Implementing justice and addressing the inheritance of colonialism will continue to be among the most challenging forms of change, but is necessary. Researchers must more deeply interrogate the human judgements and social systems that give rise to the data and treatment policies used as labels and targets. This is where ML can advance equity in medicine, by bringing the open-science principle into use in ways that reveal patterns of incidence and treatment that may be hidden. Neither ML nor medicine alone can navigate the complexities of opportunity and harm that arise from this sociotechnical system. Minority or minoritized performance differences found in health datasets should not be taken as biological fate, but rather studied as the cumulative effect of the experience of being in unequal societies. If ML has learnt associations that we are uncomfortable with, this provides us with an opportunity to raise the bar for accountability in medicine. For instance, if it makes us uncomfortable that a model is making poorer judgement calls on Black women, we can audit clinical performance to alert or train doctors to be aware that they are part of creating those data-driven patterns at the local or regional board level.

If we do not deal with the implications of how humans treat each other now, then it should be of little surprise when data that demonstrates poor treatment becomes automated, exported, and moved into production.
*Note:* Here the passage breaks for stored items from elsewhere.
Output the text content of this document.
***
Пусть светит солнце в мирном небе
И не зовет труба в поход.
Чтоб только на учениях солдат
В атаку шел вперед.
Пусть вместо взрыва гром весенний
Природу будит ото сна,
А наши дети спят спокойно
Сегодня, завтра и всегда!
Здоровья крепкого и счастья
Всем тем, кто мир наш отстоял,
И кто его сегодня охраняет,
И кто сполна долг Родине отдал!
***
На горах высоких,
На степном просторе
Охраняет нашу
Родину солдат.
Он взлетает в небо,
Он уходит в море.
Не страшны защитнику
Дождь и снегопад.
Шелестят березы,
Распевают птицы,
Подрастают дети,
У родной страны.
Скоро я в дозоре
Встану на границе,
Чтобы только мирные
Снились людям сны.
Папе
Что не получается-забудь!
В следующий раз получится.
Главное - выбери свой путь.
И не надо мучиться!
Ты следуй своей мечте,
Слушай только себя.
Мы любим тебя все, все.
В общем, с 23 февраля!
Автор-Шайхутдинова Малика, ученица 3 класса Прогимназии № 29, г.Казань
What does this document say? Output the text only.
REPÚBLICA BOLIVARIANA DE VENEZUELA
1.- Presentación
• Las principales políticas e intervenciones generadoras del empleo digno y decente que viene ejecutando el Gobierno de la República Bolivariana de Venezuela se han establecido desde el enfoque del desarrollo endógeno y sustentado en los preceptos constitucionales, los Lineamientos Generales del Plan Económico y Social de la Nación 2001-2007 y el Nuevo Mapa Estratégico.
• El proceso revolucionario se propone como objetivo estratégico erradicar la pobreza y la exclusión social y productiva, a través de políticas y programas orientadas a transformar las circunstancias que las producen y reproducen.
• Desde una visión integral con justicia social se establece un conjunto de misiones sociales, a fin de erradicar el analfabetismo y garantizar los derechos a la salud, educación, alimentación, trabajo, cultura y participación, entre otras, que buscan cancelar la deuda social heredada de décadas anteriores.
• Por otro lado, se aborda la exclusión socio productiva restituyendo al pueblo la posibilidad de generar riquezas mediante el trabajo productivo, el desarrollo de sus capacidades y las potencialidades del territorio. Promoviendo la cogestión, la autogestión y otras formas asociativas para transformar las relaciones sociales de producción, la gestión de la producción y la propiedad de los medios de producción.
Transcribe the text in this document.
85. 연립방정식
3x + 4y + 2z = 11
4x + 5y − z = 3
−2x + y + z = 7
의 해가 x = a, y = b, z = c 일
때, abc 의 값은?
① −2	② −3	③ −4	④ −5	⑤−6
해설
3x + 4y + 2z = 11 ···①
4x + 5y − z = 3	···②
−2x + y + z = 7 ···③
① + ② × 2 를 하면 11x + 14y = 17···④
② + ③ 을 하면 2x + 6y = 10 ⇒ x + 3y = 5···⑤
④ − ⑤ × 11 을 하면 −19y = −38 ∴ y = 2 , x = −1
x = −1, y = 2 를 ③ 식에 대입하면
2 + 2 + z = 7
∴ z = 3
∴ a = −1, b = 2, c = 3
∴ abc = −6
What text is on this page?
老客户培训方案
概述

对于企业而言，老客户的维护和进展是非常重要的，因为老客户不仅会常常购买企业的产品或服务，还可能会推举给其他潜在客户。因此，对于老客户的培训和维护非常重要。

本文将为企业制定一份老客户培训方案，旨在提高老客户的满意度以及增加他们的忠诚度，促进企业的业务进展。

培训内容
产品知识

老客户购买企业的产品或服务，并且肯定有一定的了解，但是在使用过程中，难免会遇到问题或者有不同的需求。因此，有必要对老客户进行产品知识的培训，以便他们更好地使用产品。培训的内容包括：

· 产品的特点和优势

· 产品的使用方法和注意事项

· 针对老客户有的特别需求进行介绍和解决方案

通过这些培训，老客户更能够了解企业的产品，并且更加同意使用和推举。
Important issues around patient consent, data commercialisation, research openness, and many others, could be explored as foundational topics through research panels led by international teams of researchers. This approach has been used in other settings to create standards for quality or performance such as the SPIRIT-AI and CONSORT-AI38,39 statements, and could be extended further to guide researchers. Identifying where dignity should be injected into both ML and health care processes will improve not only models and research, but the lives of people who are interacting with and affected by them. There are clear tensions between knowledge and openness versus privacy, objectification, and consent to navigate here. And with deeper interrogation, participation, and a focus on dignity, we put the project of ML for health onto a clearer path towards supporting healthy living for all.